Mumbai-based IT services company Tech Mahindra (TechM) has leveraged its long-standing partnership with global networking company Cisco to deploy Cisco Digital Network Architecture (DNA) at its Hyderabad campus. With this, TechM’s Hyderabad campus has become one of the largest software-defined campus networks with over 14,000 live users in India.
This deployment will help drive outcomes around automation, analytics and security in Tech Mahindra’s offshore development centre (ODC) which serves 106 customers globally.
“We work with enterprises and do realise that networks play a very important role, but unfortunately those networks have become legacy. The requirements of the networks today are to be much more intuitive, more data driven and enable a merger between business and technology,” said CP Gurnani, MD and CEO, Tech Mahindra.
He added that the company’s partnership with Cisco cuts across product categories with co-innovation being the key theme.
Tech Mahindra and Cisco have also opened a Centre of Excellence in Bangalore to focus on Manufacturing 4.0, especially as the convergence of IT and OT (operational technology) accelerates.

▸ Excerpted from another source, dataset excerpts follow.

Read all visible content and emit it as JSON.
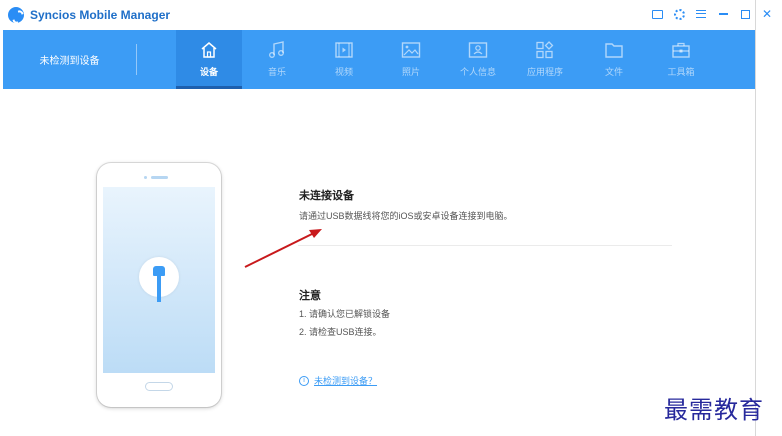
{
  "app": {
    "title": "Syncios Mobile Manager",
    "accent_color": "#3c9cf5",
    "window_controls": [
      "feedback-icon",
      "settings-icon",
      "menu-icon",
      "minimize-icon",
      "maximize-icon",
      "close-icon"
    ]
  },
  "navbar": {
    "device_status": "未检测到设备",
    "active_tab": 0,
    "tabs": [
      {
        "label": "设备",
        "icon": "home-icon"
      },
      {
        "label": "音乐",
        "icon": "music-icon"
      },
      {
        "label": "视频",
        "icon": "video-icon"
      },
      {
        "label": "照片",
        "icon": "photo-icon"
      },
      {
        "label": "个人信息",
        "icon": "contact-icon"
      },
      {
        "label": "应用程序",
        "icon": "apps-icon"
      },
      {
        "label": "文件",
        "icon": "folder-icon"
      },
      {
        "label": "工具箱",
        "icon": "toolbox-icon"
      }
    ]
  },
  "main": {
    "disconnected_title": "未连接设备",
    "disconnected_desc": "请通过USB数据线将您的iOS或安卓设备连接到电脑。",
    "notes_title": "注意",
    "notes": [
      "1. 请确认您已解锁设备",
      "2. 请检查USB连接。"
    ],
    "help_link": "未检测到设备？",
    "help_icon": "info-icon"
  },
  "watermark": "最需教育"
}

Tech Mahindra and Cisco have a 360-degree engagement for close to two decades and have collaborated on go-to-market strategies in areas that include smart cities, manufacturing, retail, banking, and other areas. “The partnership will now focus on development of legacy networks as a joint go-to-market strategy, 5G for enterprises and an increasing footprint in cyber-security,” said Gurnani.
Almost half of Tech Mahindra’s reported $408-million new deal total contract value in the March quarter came in through its communication vertical while the segment itself accounted for almost 40 per cent of the revenue share. The management expects this vertical to grow the fastest in FY20 and is accordingly increasing their footprint and partnerships in telecom and networking-related projects across the globe.
According to analysts’ forecast, Tech Mahindra’s telecom revenue will grow by 8-10 per cent in FY20-21. This is also driving the company’s digital revenue share, which grew from 27 per cent in Q4 FY18 to 34.1 per cent.